Medizinrecht – Arzthaftungsrecht – Behandlungsfehler: 78.000,00 € Schmerzensgeld nach Verwechslung einer Sehnenruptur mit einem Muskelfaserriss
Sachverhalt:
Der Kläger zog sich im Rahmen eines Arbeitsunfalles eine Verletzung am Oberschenkel zu. Als er sich in einer durchgangsärztlichen Praxis vorstellte, wurde ihm dort nach kurzer Sichtkontrolle des sich gänzlich bis in die Kniekehle blau verfärbten Oberschenkels ein Muskelfaserriss diagnostiziert. Ohne weitere Abklärung wurde ihm sodann ein Zinkleimverband angelegt. Auf die Nachfrage des Klägers, ob dieser seinen geplanten Sommerurlaub im Ausland dennoch antreten könne, teilten die behandelnden Ärzte dem Kläger ihr uneingeschränktes Einverständnis mit.

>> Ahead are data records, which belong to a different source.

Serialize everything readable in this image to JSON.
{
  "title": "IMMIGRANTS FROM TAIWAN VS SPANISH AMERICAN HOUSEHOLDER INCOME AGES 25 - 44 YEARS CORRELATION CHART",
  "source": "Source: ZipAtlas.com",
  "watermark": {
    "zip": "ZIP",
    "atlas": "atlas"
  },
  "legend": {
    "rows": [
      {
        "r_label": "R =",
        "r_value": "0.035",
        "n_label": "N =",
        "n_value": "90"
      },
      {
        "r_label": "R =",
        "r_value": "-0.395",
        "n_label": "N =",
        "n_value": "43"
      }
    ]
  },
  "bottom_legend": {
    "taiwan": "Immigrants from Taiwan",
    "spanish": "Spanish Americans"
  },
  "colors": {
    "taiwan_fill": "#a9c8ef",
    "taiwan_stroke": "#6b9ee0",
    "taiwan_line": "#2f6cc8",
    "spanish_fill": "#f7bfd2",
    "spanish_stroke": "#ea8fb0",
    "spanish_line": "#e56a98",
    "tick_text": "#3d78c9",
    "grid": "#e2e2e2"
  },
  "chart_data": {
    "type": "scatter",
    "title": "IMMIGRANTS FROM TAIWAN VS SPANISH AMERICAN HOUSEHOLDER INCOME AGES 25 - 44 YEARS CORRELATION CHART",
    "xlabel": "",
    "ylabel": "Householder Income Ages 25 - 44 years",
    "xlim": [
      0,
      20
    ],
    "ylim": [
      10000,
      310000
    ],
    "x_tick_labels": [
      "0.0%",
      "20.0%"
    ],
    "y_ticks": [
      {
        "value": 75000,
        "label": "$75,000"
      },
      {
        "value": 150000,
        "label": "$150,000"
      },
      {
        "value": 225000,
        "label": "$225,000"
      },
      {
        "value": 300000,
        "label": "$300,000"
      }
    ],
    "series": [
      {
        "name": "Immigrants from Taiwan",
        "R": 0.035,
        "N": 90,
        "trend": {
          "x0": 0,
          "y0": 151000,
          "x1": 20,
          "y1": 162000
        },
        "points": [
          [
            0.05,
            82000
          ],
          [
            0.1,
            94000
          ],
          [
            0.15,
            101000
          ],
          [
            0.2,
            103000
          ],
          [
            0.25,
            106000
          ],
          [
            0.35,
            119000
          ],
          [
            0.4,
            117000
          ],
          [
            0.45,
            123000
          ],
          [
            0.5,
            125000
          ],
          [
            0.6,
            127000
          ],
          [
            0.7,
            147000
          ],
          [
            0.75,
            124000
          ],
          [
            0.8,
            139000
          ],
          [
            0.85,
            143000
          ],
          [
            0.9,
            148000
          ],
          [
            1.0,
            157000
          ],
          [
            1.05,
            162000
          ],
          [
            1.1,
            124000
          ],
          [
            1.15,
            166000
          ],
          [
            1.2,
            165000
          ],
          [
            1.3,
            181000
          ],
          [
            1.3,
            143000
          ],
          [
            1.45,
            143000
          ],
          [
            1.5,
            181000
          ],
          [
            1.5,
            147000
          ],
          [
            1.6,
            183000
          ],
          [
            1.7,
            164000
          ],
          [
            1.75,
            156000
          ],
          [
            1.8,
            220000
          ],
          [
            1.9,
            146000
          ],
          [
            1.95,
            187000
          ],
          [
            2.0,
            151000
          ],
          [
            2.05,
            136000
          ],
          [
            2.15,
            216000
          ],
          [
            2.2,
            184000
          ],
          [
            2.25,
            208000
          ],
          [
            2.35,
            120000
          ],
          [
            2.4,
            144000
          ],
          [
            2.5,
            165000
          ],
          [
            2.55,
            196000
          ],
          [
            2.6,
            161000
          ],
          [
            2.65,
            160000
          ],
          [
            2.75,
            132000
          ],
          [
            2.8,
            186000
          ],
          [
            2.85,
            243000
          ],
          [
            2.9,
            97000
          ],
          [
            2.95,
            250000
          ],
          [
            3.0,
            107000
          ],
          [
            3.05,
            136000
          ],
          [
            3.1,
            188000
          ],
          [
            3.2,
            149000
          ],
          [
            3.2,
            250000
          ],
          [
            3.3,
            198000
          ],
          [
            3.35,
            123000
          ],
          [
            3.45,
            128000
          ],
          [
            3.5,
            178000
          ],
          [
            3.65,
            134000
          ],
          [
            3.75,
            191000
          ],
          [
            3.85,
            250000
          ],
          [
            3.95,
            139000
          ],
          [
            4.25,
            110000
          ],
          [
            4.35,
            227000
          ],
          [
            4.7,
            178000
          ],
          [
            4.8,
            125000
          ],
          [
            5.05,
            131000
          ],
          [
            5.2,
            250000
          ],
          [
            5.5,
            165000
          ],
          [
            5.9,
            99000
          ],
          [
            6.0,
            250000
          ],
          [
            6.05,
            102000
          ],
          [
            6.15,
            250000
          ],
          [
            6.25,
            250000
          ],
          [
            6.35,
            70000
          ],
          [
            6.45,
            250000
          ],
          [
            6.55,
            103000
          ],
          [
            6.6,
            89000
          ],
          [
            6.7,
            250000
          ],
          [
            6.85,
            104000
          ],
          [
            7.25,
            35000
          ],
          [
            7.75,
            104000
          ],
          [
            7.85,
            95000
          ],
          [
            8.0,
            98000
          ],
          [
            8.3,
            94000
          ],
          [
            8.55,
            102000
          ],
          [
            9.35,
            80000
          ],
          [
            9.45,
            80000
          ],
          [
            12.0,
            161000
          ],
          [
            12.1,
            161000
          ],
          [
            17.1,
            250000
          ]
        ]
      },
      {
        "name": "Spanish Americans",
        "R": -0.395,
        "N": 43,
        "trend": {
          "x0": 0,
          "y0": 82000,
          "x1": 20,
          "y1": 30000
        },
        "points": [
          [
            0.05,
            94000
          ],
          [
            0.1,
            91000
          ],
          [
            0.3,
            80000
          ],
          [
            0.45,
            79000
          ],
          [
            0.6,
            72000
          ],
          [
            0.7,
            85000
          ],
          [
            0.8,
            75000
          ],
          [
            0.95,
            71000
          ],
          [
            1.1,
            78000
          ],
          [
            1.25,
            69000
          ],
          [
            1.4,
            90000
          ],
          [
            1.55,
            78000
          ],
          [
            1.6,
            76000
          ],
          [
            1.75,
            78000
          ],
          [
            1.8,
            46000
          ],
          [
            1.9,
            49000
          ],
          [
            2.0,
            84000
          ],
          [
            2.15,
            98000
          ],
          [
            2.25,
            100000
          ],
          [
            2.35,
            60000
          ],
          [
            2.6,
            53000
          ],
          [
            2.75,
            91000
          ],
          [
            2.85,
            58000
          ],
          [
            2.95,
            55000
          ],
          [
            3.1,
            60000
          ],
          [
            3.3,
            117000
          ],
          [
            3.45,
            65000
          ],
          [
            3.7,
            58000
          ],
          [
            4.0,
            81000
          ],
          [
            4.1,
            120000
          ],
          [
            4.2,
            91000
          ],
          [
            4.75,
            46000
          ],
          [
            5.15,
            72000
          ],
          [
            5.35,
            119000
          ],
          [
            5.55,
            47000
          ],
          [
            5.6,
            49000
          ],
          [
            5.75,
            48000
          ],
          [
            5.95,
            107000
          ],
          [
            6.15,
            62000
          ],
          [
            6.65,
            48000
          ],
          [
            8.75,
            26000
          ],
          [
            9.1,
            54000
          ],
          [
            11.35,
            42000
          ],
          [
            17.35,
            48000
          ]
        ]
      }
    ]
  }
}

Tatsächlich verschlimmerten sich die Beschwerden des Klägers jedoch während jenes Urlaubs stetig. Nach Beendigung des Urlaubs stellte er sich bei einer anderen Arztpraxis vor, wo schließlich nach umfangreichen Befunderhebungsmaßnahmen die zutreffende Diagnose einer Sehnenruptur gestellt wurde. Durch die falsche Diagnose trat eine relevante Behandlungsverzögerung beim Kläger ein, in deren Folge er heute unter Anderem nicht mehr dazu in der Lage ist, sein Bein richtig zu kontrollieren.
Chronologie:
Das Landgericht Mainz ließ die Angelegenheit mittels eines fachorthopädischen und fachchirurgischen Sachverständigengutachtens hinterfragen. In diesem wurde festgestellt, dass das Unterlassen der Sonographie beziehungsweise das nicht erfolgte Einleiten einer zeitnahen MRT-Untersuchung unmittelbar nachdem sich der Kläger erstmalig ärztlich vorstellte, einen groben Behandlungsfehler darstellt. Die erforderlichen Untersuchungen hätten ein reaktionspflichtiges Ergebnis gezeigt. Die Beweislast lag folglich auf Beklagtenseite, vgl. § 630h Abs.5 BGB. Ein Nachweis der Beklagtenseite, dass die erlittenen Schäden nicht auf dem Behandlungsfehler beruhen, ist allerdings nicht gelungen. Das Gericht schlug den Parteien sodann den folgenden Vergleich vor: Die Beklagte zahlt an den Kläger einen Schmerzensgeldbetrag i.H.v. 78.000,00 € zzgl. Rechtsanwaltskosten. Die Parteien traten diesem Vergleich näher.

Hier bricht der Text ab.